藤沢市の片瀬川(境川)沿いの街道にかかる「馬喰らい橋」という小さな石橋に伝わる昔話です。
むかし、馬喰らい橋のそばの土手のような斜面に、お稲荷さまがあって、お袖狐というきつねを祭っておりました。 そのきつねは、以前には漁師の運ぶ魚をねらって、よくいたずらをしていたんだって。
当時、腰越や片瀬で魚がとれると、人が担いで運ぶか、馬に鞍をつけ、荷を振り分けにして運んでいました。 まだ、氷のない時代ですから、夜通し歩き、原町田から八王子のあたりまで行ったということです。
あるとき、漁師が魚を馬につけて、片瀬の「馬喰らい橋」あたりを通りかかったところ、 若い女の人が歩けなくなったと言って、うずくまっていたそうな。 かわいそうに思った漁師は、魚の上でよければ、馬に乗せてやろうと言って、馬に乗せてやったんですね。 でも漁師は早くから、これはただの女ではないと気がついたので、馬をひきながら、 女の着物の袖を、そーっと馬の鞍へ縛りつけたんだと。 というのも、このあたりにはいたずらきつねがいて、街道を通る人々を困らせていることを、 漁師仲間から聞かされていたからです。
しばらくして、夜が明けてきたので、狐は消えようとしたのですが、 袖を縛りつけられていたので、逃げられません。 とうとう正体がばれてしまいました。
「もう、かんべんしてください」と言って、しきりにあやまるので、もう決して、 いたずらをしないと固く約束させて、放してやりました。
その後、狐のよく出ていた場所に、お稲荷さまを、祭ることにしたのだと言うことです。 そして、馬へ縛りつけるとき、着物の袖をしばったというんで、その狐を「お袖(そで)狐」と呼ぶようになったということです。
昔は、小さなお稲荷さんの祠(ほこら)があったそうですが、いまはどこにあるのかわかりません。
―――― おわり ――――
「馬喰らい橋」は、今は「馬鞍橋(うまくらばし)」と呼ばれる小さな石橋で、 その下を水路のような小さな流れが、すぐ横の片瀬川(境川)へ注ぎ込んでいる。
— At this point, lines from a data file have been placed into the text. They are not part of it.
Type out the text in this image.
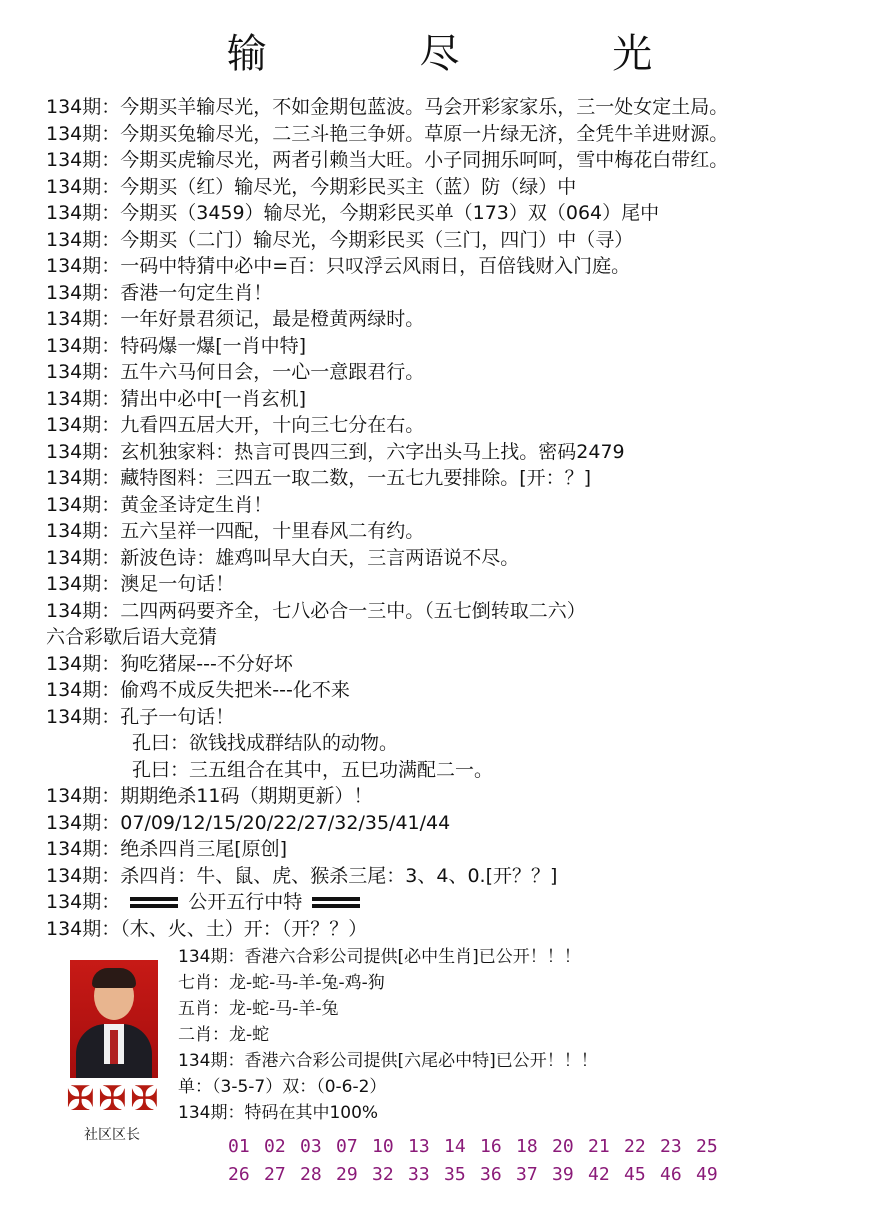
输 尽 光
134期：今期买羊输尽光，不如金期包蓝波。马会开彩家家乐，三一处女定土局。
134期：今期买兔输尽光，二三斗艳三争妍。草原一片绿无济，全凭牛羊进财源。
134期：今期买虎输尽光，两者引赖当大旺。小子同拥乐呵呵，雪中梅花白带红。
134期：今期买（红）输尽光，今期彩民买主（蓝）防（绿）中
134期：今期买（3459）输尽光，今期彩民买单（173）双（064）尾中
134期：今期买（二门）输尽光，今期彩民买（三门，四门）中（寻）
134期：一码中特猜中必中=百：只叹浮云风雨日，百倍钱财入门庭。
134期：香港一句定生肖！
134期：一年好景君须记，最是橙黄两绿时。
134期：特码爆一爆[一肖中特]
134期：五牛六马何日会，一心一意跟君行。
134期：猜出中必中[一肖玄机]
134期：九看四五居大开，十向三七分在右。
134期：玄机独家料：热言可畏四三到，六字出头马上找。密码2479
134期：藏特图料：三四五一取二数，一五七九要排除。[开：？]
134期：黄金圣诗定生肖！
134期：五六呈祥一四配，十里春风二有约。
134期：新波色诗：雄鸡叫早大白天，三言两语说不尽。
134期：澳足一句话！
134期：二四两码要齐全，七八必合一三中。（五七倒转取二六）
六合彩歇后语大竞猜
134期：狗吃猪屎---不分好坏
134期：偷鸡不成反失把米---化不来
134期：孔子一句话！
孔曰：欲钱找成群结队的动物。
孔曰：三五组合在其中，五巳功满配二一。
134期：期期绝杀11码（期期更新）！
134期：07/09/12/15/20/22/27/32/35/41/44
134期：绝杀四肖三尾[原创]
134期：杀四肖：牛、鼠、虎、猴杀三尾：3、4、0.[开？？]
134期：	公开五行中特
134期：（木、火、土）开：（开？？）
✠ ✠ ✠
社区区长
134期：香港六合彩公司提供[必中生肖]已公开！！！
七肖：龙-蛇-马-羊-兔-鸡-狗
五肖：龙-蛇-马-羊-兔
二肖：龙-蛇
134期：香港六合彩公司提供[六尾必中特]已公开！！！
单：（3-5-7）双：（0-6-2）
134期：特码在其中100%
01 02 03 07 10 13 14 16 18 20 21 22 23 25
26 27 28 29 32 33 35 36 37 39 42 45 46 49
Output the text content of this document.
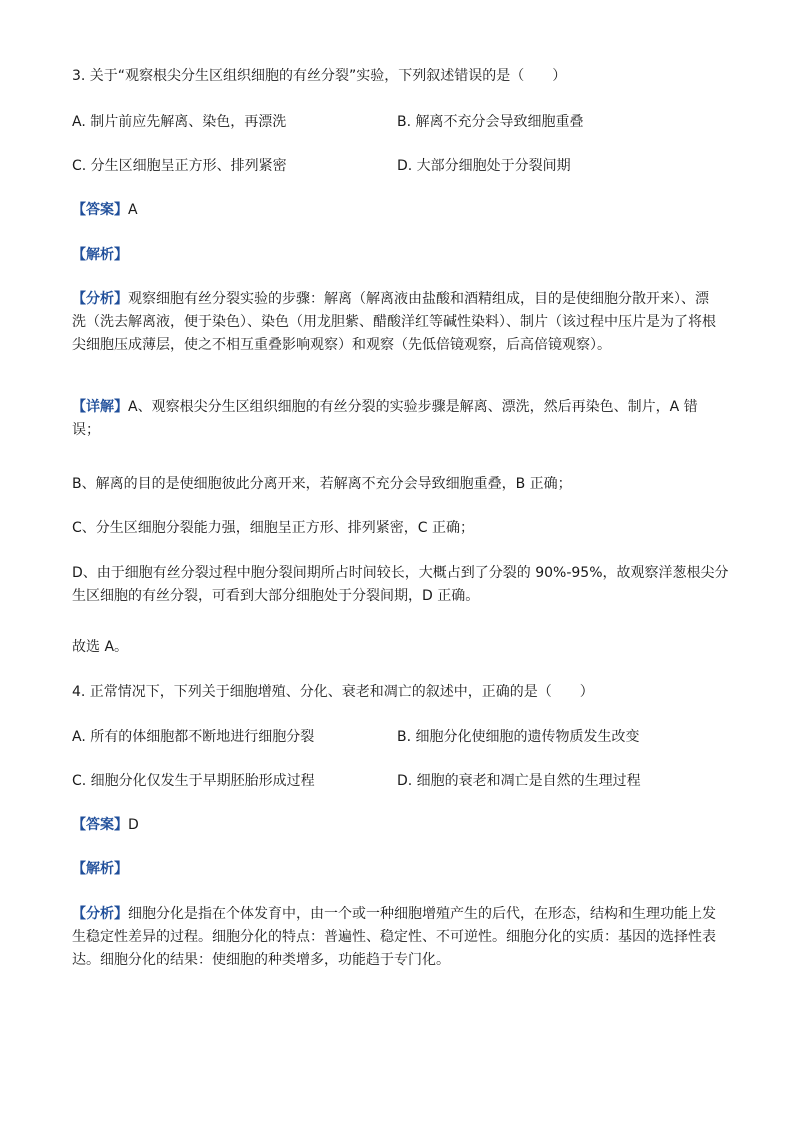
3. 关于“观察根尖分生区组织细胞的有丝分裂”实验，下列叙述错误的是（　　）
A. 制片前应先解离、染色，再漂洗	B. 解离不充分会导致细胞重叠
C. 分生区细胞呈正方形、排列紧密	D. 大部分细胞处于分裂间期
【答案】A
【解析】
【分析】观察细胞有丝分裂实验的步骤：解离（解离液由盐酸和酒精组成，目的是使细胞分散开来）、漂
洗（洗去解离液，便于染色）、染色（用龙胆紫、醋酸洋红等碱性染料）、制片（该过程中压片是为了将根
尖细胞压成薄层，使之不相互重叠影响观察）和观察（先低倍镜观察，后高倍镜观察）。
【详解】A、观察根尖分生区组织细胞的有丝分裂的实验步骤是解离、漂洗，然后再染色、制片，A 错
误；
B、解离的目的是使细胞彼此分离开来，若解离不充分会导致细胞重叠，B 正确；
C、分生区细胞分裂能力强，细胞呈正方形、排列紧密，C 正确；
D、由于细胞有丝分裂过程中胞分裂间期所占时间较长，大概占到了分裂的 90%-95%，故观察洋葱根尖分
生区细胞的有丝分裂，可看到大部分细胞处于分裂间期，D 正确。
故选 A。
4. 正常情况下，下列关于细胞增殖、分化、衰老和凋亡的叙述中，正确的是（　　）
A. 所有的体细胞都不断地进行细胞分裂	B. 细胞分化使细胞的遗传物质发生改变
C. 细胞分化仅发生于早期胚胎形成过程	D. 细胞的衰老和凋亡是自然的生理过程
【答案】D
【解析】
【分析】细胞分化是指在个体发育中，由一个或一种细胞增殖产生的后代，在形态，结构和生理功能上发
生稳定性差异的过程。细胞分化的特点：普遍性、稳定性、不可逆性。细胞分化的实质：基因的选择性表
达。细胞分化的结果：使细胞的种类增多，功能趋于专门化。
頼朝が馬の鞍を架けて橋の替りにしたので、馬鞍橋と呼ぶようになったとの言い伝えもあり、 かっては京の都と鎌倉幕府をむすぶ「京鎌倉往還」の街道筋にあたった。 江戸時代後期になり、「江の島詣で」が盛んになると、物見遊山の庶民で賑わうようになった。
以前、この橋のたもとの斜面の草に埋もれるように、小さな祠があったように記憶していたが、 もしかしたらそのお稲荷さんだったかもしれません。 いまでは車の行き交うこの道には、いつしか狐もいなくなり、お稲荷さんの祠(ほこら)も消えてしまったのかもしれませんね。